Sin dirección a casa
Cuando en abril publiqué aquí un artículo sobre Bob Dylan, algunos lectores me abordaron oralmente o por escrito (aprovechando la identificación digital con que firmo mis escritos) para comunicarme su entusiasmo. El detalle me asombró, aunque evidenciaba hasta que punto todo lo que tenga relación con Dylan sigue contando con un atento y abigarrado club de fans. Uno de estos lectores anónimos dejó de serlo para mí: se identificó como Francisco García, un dylanita impenitente, y gracias a su mensaje electrónico me enteré de que había publicado el libro Bob Dylan en España. Mapas de carretera para el alma (Editorial Milenio), uno de esos volúmenes exhaustivos donde se da cuenta de las correrías de Zimmerman en este caso por la piel de toro.
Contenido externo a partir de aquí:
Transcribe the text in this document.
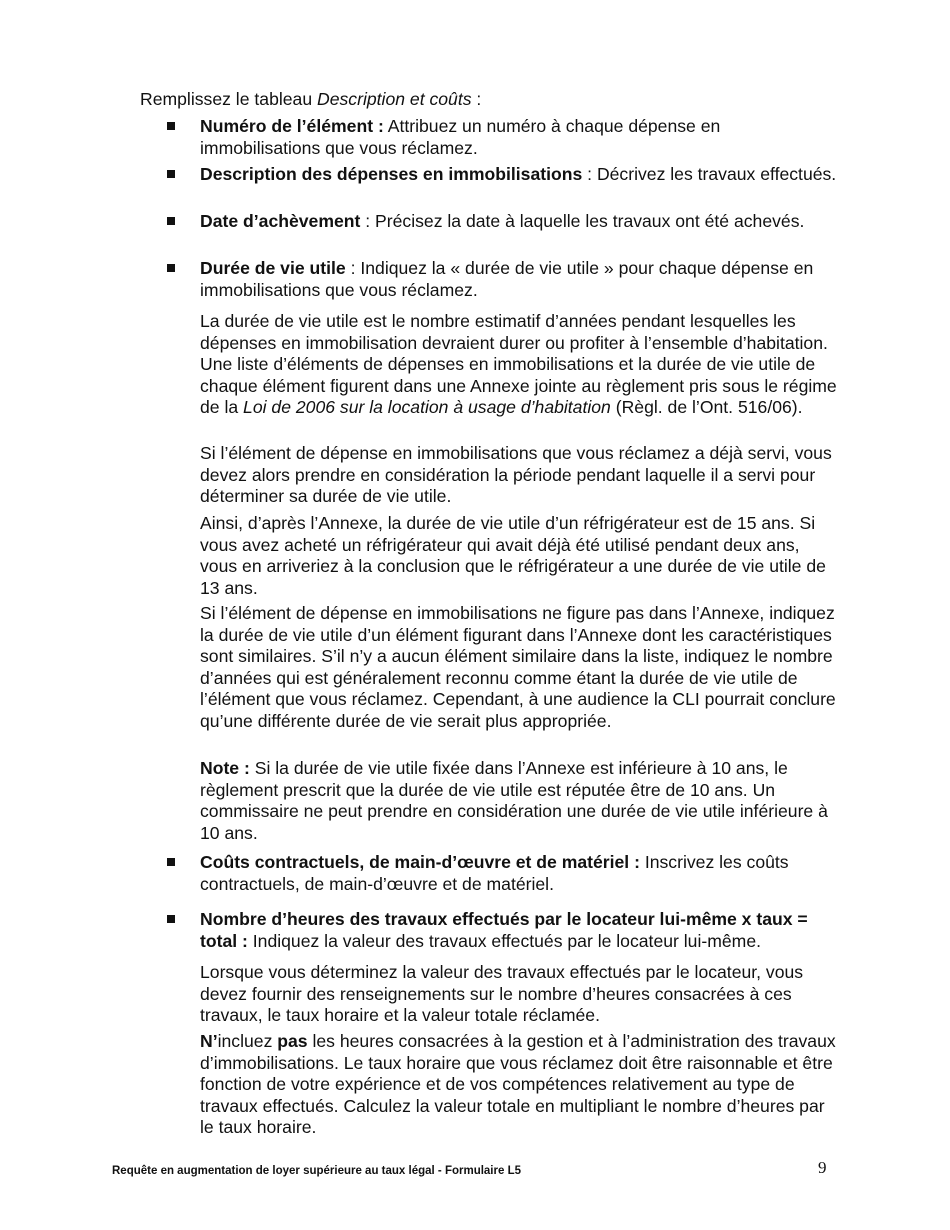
Remplissez le tableau Description et coûts :
Numéro de l’élément : Attribuez un numéro à chaque dépense en immobilisations que vous réclamez.
Description des dépenses en immobilisations : Décrivez les travaux effectués.
Date d’achèvement : Précisez la date à laquelle les travaux ont été achevés.
Durée de vie utile : Indiquez la « durée de vie utile » pour chaque dépense en immobilisations que vous réclamez.
La durée de vie utile est le nombre estimatif d’années pendant lesquelles les dépenses en immobilisation devraient durer ou profiter à l’ensemble d’habitation. Une liste d’éléments de dépenses en immobilisations et la durée de vie utile de chaque élément figurent dans une Annexe jointe au règlement pris sous le régime de la Loi de 2006 sur la location à usage d’habitation (Règl. de l’Ont. 516/06).
Si l’élément de dépense en immobilisations que vous réclamez a déjà servi, vous devez alors prendre en considération la période pendant laquelle il a servi pour déterminer sa durée de vie utile.
Ainsi, d’après l’Annexe, la durée de vie utile d’un réfrigérateur est de 15 ans. Si vous avez acheté un réfrigérateur qui avait déjà été utilisé pendant deux ans, vous en arriveriez à la conclusion que le réfrigérateur a une durée de vie utile de 13 ans.
Si l’élément de dépense en immobilisations ne figure pas dans l’Annexe, indiquez la durée de vie utile d’un élément figurant dans l’Annexe dont les caractéristiques sont similaires. S’il n’y a aucun élément similaire dans la liste, indiquez le nombre d’années qui est généralement reconnu comme étant la durée de vie utile de l’élément que vous réclamez. Cependant, à une audience la CLI pourrait conclure qu’une différente durée de vie serait plus appropriée.
Note : Si la durée de vie utile fixée dans l’Annexe est inférieure à 10 ans, le règlement prescrit que la durée de vie utile est réputée être de 10 ans. Un commissaire ne peut prendre en considération une durée de vie utile inférieure à 10 ans.
Coûts contractuels, de main-d’œuvre et de matériel : Inscrivez les coûts contractuels, de main-d’œuvre et de matériel.
Nombre d’heures des travaux effectués par le locateur lui-même x taux = total : Indiquez la valeur des travaux effectués par le locateur lui-même.
Lorsque vous déterminez la valeur des travaux effectués par le locateur, vous devez fournir des renseignements sur le nombre d’heures consacrées à ces travaux, le taux horaire et la valeur totale réclamée.
N’incluez pas les heures consacrées à la gestion et à l’administration des travaux d’immobilisations. Le taux horaire que vous réclamez doit être raisonnable et être fonction de votre expérience et de vos compétences relativement au type de travaux effectués. Calculez la valeur totale en multipliant le nombre d’heures par le taux horaire.
Requête en augmentation de loyer supérieure au taux légal - Formulaire L5	9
Pues bien: es tiempo de comunicar a dylanitas y dylanólogos que pueden estar dos veces de enhorabuena. Cuando escribo estas líneas ya está a la venta el documental que Martin Scorsese le dedica al Gran Gurú. Bajo el título de No direction home un doble DVD desgrana a lo largo de tres horas largas múltiples entrevistas a los que vivieron con un jovencísimo Dylan sus inicios en la canción protesta. El propio bardo tiene un papel estelar en el reportaje, puesto que por primera vez en muchos años ha accedido a ser entrevistado con generosidad para rememorar sus orígenes -y, quizá también por primera vez, se ha explayado con una extraña sinceridad, él que fue especialista en tiempos en inventarse biografías y burlarse de sus entrevistadores-.
Aprovechando la iniciativa de Scorsese, la editorial barcelonesa Global Rhythm ha sacado a la calle un cartapacio lujoso titulado Bob Dylan: el álbum, 1956-1966. Se trata de un documento que va a estremecer a los fans, puesto que reúne toda clase de facsímiles alusivos, desde su ficha en el anuario de graduación del instituto en 1959 (con una foto en la que el entonces Robert Zimmerman pone cara de pueblerino con aspiraciones) hasta un montón de reproducciones de letras corregidas a mano por el interfecto, más innumerables fotos, carátulas y tíquets de conciertos.
Mucho Dylan para inyectarse en vena, sin duda, y en todo caso documentos para estudiar con calma el milagro de la conversión de un jovenzuelo aficionado a rasgar la guitarra imitando a Woodie Guthrie en el icono más formidable de la música popular moderna.
Estoy de acuerdo con Diego A. Manrique en que lo que ha caracterizado a Dylan toda su vida -siendo como es un cantante que no puede vivir sin actuar en directo- es la persistente manía de destrozar sistemáticamente su repertorio. Este hombre, en efecto, es el autor de algunas de las canciones más geniales jamás escritas durante el siglo XX: hay muchas personas que, como yo, recuerdan perfectamente la primera vez que escucharon Mr. Tambourine man o Like a Rolling Stone, y esa misma emoción licuada bajo el umbral freático de la conciencia nos ha acompañado y se ha actualizado imperceptiblemente cada vez que las hemos vuelto a escuchar. Pero su autor, con un sentimiento de auto odio digno de mejor causa, se ha dedicado en los últimos cuarenta años a enmascarar en sus conciertos la calidad originaria de estas composiciones felices, como si se arrepintiera de haberlas alumbrado un día.
Pero qué voy a decir sobre la capacidad del de Minnesota para transformarse, enmascararse y modificarse. Una cosa es cierta: sin esa capacidad, Dylan no hubiera pasado de ser uno más de los folksingers que cruzaban América en tren tocando el banjo. Si no hubiera sido profusamente abucheado en el festival de Newport en 1965 por la gran osadía de incorporar instrumentos electrónicos a su repertorio folk, si alguien de entre el público no le hubiera llamado Judas (sic) al año siguiente durante su gira europea por el gran delito de maridar la guitarra acústica con la guitarra eléctrica, hoy no estaríamos hablando de Bob Dylan en estos términos.
En algún momento de la vida de cualquier creador siempre hay un lunático bienintencionado que te recrimina haberte apartado de alguna senda de pureza trazada a partir de una cartografía opinable. Hay que traicionar los orígenes, y también un poco a uno mismo para crecer y estar en condiciones de disputar la liga con los grandes.
La lección de Dylan es que el compromiso no está reñido con la ambición estética. Quizá él mismo necesitó diez amargos años para poder volver a jugárselo todo con una causa noble (la defensa de la inocencia del boxeador Hurricane en el álbum Desire), pero su mejor ejemplo de nobleza sigue siendo no dejar nunca de investigar los sonidos que bailaban en el interior de su cabeza. Y eso se lo deberemos siempre.